If the demand for rides out of the urban center (in the morning) were as high as demand for a ride in, then we'd already see equal movement in both directions.

Well, no. They are only in motion if they have a fare already - this is what an algorithm would handle. Uber drivers have to roam the streets and try to chase the surge because they're humans earning a wage. With a fleet of autonomous vehicles, the unit economics of one particular vehicle don't matter, it's a very straightforward supply/demand matching algorithm at the broad market level. You'd end up having waves of fleet movement at something like a Metropolitan Statistical Area level.

You can algorithmically optimize things all you want, but in the end, it isn't really an improvement unless the car can find a fare relatively quickly and relatively close by. If it has to park downtown for any period of time, it's spending money rather than making money, and it's likely more money than a private commuter would pay for his car since he'd probably have a lease (and the pay structures of most garages make things even more complicated and expensive). If the car drives around to find fares, picks up a fare outside of downtown, or goes to a lot where it can park for free, it's contributing to traffic. Additionally, the optimization is only concerned with losing the least amount of money when the cars don't have passengers. Minimizing traffic doesn't play into the equation.

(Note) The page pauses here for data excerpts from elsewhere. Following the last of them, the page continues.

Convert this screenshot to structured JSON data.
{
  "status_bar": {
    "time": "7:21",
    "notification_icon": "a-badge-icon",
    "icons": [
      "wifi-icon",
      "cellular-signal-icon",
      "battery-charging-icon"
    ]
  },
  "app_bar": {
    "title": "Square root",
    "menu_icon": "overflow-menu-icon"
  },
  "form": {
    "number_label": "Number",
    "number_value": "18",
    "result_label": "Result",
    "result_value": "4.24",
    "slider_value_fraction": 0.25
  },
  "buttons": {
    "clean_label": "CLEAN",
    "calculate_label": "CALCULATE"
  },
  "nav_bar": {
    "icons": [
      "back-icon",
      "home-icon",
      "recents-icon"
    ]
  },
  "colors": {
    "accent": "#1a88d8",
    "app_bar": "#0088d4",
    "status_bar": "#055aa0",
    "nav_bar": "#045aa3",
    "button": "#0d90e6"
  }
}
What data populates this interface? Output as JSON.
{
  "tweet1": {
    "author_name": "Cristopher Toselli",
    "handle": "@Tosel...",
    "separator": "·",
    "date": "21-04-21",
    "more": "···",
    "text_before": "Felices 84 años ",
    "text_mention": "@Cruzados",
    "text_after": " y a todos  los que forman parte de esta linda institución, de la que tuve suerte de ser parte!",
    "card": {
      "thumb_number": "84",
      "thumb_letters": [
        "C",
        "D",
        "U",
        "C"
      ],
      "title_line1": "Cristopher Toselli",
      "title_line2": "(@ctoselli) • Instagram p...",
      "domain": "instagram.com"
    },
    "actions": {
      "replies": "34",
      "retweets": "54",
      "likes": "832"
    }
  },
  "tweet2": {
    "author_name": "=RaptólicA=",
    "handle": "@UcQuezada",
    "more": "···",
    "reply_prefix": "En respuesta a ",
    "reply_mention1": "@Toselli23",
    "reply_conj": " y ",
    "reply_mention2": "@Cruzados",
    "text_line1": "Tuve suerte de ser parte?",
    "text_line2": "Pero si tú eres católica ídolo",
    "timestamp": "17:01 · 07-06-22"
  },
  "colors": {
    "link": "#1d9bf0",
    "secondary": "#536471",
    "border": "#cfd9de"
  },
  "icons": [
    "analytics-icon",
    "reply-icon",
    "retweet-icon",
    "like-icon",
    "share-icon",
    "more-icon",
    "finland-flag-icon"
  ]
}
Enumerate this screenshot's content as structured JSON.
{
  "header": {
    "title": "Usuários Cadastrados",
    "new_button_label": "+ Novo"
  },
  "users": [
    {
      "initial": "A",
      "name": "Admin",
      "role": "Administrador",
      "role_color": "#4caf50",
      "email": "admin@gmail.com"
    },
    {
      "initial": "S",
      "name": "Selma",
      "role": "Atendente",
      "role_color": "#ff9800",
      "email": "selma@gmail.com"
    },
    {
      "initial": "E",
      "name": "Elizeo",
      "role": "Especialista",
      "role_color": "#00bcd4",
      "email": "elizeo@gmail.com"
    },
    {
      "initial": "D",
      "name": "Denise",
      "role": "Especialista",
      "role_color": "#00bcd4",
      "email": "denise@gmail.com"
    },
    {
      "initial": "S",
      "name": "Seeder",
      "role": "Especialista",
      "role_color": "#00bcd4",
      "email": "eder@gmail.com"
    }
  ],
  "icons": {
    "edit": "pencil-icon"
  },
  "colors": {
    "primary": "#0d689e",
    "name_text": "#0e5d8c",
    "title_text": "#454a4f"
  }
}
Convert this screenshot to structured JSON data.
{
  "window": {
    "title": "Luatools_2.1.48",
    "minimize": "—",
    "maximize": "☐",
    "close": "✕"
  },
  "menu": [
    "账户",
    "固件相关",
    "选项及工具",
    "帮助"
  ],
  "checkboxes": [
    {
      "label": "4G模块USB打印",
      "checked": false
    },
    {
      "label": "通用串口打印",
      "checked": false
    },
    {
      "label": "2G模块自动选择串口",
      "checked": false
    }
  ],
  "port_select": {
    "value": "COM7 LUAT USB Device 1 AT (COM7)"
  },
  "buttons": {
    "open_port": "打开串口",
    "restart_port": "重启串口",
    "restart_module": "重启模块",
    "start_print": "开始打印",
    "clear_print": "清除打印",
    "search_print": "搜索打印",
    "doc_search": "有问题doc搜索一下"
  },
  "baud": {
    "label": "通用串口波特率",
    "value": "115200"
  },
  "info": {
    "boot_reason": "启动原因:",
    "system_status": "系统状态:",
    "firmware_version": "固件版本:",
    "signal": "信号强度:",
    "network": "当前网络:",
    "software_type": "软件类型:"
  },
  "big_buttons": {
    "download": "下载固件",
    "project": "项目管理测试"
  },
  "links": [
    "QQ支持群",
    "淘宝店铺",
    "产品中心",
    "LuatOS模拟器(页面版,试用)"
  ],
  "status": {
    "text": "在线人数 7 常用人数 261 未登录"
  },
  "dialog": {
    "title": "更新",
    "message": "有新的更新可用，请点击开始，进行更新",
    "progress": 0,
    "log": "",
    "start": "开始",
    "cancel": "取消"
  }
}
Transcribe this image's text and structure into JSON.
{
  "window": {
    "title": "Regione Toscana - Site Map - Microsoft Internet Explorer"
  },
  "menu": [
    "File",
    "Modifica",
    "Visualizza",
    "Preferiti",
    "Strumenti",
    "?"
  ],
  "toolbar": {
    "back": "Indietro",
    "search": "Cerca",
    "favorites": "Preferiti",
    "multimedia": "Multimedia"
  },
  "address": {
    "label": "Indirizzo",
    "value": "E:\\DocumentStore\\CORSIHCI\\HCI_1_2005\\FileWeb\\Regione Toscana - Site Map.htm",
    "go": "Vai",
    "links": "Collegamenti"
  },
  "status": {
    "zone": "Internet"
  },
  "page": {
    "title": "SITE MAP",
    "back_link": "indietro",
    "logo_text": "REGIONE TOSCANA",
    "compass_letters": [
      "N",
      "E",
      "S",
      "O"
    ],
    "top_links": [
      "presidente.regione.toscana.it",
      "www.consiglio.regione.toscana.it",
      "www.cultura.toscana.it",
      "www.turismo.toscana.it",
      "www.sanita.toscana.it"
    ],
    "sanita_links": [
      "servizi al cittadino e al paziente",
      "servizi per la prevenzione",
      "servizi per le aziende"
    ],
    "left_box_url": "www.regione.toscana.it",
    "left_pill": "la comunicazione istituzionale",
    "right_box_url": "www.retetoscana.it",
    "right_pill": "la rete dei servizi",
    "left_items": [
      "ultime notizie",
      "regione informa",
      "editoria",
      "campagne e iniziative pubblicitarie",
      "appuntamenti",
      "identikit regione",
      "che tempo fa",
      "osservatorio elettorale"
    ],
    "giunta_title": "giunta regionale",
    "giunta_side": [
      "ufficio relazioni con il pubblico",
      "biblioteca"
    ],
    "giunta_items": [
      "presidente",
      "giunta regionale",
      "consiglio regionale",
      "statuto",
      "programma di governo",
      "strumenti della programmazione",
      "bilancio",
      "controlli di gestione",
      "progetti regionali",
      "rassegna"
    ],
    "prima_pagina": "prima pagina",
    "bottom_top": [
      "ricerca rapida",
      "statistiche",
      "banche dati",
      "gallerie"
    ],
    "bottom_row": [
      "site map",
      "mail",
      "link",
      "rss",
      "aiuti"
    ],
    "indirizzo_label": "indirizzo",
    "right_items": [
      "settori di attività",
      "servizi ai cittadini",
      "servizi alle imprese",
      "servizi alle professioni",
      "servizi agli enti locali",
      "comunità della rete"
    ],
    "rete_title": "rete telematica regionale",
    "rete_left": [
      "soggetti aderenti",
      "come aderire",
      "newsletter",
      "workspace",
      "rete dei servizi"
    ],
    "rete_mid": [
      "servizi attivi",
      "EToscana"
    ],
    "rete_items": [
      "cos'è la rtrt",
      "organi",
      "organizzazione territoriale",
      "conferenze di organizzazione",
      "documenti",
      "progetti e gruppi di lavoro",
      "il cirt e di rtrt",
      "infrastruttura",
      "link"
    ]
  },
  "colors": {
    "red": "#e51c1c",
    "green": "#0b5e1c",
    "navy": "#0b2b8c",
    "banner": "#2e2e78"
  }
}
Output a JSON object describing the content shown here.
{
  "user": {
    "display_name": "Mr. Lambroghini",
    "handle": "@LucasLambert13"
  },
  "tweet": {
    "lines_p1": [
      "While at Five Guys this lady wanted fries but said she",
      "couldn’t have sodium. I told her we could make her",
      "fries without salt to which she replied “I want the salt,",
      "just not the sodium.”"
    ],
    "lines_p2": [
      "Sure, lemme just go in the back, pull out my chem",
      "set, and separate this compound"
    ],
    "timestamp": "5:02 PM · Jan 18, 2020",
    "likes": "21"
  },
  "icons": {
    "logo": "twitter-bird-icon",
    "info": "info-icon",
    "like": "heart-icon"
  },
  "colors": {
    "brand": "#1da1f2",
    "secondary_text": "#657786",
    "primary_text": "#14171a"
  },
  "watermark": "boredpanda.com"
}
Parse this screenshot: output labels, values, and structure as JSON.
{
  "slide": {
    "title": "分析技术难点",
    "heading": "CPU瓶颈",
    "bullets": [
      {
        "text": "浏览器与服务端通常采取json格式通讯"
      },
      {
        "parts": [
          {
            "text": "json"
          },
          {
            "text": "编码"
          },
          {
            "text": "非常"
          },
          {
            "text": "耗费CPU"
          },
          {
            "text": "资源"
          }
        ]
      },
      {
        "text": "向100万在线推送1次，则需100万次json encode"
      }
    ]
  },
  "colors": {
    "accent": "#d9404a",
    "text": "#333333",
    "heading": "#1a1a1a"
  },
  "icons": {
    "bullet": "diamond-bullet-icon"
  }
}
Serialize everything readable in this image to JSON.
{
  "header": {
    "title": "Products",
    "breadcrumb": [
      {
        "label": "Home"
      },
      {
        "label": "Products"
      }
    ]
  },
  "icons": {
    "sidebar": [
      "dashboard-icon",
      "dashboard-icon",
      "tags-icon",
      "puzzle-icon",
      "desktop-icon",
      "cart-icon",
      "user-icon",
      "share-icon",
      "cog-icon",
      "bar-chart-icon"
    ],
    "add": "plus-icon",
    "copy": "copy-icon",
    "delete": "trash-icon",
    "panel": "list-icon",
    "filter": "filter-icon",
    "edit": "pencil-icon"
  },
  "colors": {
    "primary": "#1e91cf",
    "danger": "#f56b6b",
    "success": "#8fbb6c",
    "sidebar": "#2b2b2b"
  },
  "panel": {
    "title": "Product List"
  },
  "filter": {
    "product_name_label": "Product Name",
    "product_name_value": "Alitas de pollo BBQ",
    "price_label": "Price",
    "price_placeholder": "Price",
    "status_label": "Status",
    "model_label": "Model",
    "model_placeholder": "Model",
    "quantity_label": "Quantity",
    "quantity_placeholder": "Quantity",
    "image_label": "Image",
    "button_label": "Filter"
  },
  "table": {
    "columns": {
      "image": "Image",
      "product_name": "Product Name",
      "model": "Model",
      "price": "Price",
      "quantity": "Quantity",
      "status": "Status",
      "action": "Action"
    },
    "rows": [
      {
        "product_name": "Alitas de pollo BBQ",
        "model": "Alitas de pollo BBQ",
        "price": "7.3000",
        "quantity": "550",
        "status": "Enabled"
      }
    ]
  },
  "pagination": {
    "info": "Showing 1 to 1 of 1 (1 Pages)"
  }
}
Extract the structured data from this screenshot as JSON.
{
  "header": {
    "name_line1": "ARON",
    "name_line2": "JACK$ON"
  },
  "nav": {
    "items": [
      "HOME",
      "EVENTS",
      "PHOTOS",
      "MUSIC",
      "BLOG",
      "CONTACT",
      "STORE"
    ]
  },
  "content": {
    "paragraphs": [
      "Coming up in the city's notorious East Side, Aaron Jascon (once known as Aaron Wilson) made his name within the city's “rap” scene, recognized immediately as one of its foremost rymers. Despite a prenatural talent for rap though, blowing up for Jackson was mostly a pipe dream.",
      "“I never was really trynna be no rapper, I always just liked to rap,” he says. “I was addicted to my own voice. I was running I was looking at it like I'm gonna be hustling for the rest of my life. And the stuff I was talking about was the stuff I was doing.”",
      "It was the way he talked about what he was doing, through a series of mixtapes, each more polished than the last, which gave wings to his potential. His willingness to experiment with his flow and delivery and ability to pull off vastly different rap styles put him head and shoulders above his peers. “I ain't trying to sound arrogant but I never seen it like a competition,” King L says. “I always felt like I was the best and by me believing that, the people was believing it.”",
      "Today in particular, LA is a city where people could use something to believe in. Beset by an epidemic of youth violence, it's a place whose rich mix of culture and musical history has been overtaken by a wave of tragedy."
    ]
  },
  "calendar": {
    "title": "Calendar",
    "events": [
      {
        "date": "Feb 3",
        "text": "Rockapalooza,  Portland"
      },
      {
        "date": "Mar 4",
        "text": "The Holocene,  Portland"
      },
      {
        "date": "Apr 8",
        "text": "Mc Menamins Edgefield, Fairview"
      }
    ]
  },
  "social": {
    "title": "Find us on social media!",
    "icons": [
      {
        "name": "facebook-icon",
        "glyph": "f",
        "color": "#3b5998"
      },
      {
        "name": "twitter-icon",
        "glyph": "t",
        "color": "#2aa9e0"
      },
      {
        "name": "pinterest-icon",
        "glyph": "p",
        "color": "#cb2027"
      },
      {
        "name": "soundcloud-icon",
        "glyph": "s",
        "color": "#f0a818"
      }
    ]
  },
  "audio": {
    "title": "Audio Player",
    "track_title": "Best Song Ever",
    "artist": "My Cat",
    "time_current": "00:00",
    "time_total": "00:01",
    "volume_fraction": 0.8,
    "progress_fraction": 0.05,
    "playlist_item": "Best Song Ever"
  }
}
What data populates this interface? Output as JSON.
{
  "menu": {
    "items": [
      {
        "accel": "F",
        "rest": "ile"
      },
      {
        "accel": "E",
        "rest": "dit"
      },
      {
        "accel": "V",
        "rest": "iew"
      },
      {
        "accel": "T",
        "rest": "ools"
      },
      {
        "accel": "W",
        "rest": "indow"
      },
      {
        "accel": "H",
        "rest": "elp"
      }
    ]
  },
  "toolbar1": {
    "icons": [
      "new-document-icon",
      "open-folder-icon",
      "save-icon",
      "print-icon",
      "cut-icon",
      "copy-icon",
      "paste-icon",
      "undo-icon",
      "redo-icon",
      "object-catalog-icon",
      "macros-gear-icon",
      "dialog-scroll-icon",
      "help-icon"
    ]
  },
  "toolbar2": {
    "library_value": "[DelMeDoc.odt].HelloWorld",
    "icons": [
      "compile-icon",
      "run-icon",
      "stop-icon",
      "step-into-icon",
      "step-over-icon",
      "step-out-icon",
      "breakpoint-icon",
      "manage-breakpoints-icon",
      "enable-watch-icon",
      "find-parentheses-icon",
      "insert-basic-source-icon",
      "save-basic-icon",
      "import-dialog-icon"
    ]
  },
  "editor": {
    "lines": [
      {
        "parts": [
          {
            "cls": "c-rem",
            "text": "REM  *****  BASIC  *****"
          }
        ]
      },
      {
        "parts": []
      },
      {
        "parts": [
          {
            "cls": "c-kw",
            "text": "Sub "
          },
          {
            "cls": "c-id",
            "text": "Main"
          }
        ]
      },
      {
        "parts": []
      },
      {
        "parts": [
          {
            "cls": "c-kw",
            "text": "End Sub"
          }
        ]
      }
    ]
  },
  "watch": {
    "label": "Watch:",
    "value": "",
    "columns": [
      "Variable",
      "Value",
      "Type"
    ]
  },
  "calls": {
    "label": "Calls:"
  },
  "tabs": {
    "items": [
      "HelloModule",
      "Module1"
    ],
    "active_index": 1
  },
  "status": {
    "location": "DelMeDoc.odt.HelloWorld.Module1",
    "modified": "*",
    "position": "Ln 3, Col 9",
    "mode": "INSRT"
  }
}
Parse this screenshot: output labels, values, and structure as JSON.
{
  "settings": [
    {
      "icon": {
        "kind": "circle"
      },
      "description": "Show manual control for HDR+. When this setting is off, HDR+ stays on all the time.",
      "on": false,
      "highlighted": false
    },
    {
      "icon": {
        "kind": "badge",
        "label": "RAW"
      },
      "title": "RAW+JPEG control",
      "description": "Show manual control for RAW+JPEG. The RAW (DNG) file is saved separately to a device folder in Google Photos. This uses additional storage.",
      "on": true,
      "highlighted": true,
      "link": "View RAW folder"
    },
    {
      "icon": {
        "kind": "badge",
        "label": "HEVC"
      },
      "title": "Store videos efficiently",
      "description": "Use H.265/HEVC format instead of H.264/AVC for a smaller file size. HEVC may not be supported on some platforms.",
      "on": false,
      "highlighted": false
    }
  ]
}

Consider the following scenario: A downtown area gets 20,000 commuter vehicles per day, and a garage costs $15/day on average. Assuming demand to leave downtown is minimal until later mid-afternoon, the optimal move is to simply have the cars drive around downtown. Perversely, if the cars are electric or hybrid (which they are usually assumed to be), it's in the interest of the car service to create as much traffic as possible. Since the bulk of the energy consumption only occurs when the cars are actually moving, it's best for the companies to ensure that the cars are stopped as much as possible. If people need to leave downtown during the day, then, well, there aren't enough of them to make it worth it to park the cars somewhere.

What does "contend" in this context mean?

Deal with the consequences of. Sitting traffic as a passenger isn't exactly much of an improvement when you're trying to get somewhere.

Perversely, if the cars are electric or hybrid (which they are usually assumed to be)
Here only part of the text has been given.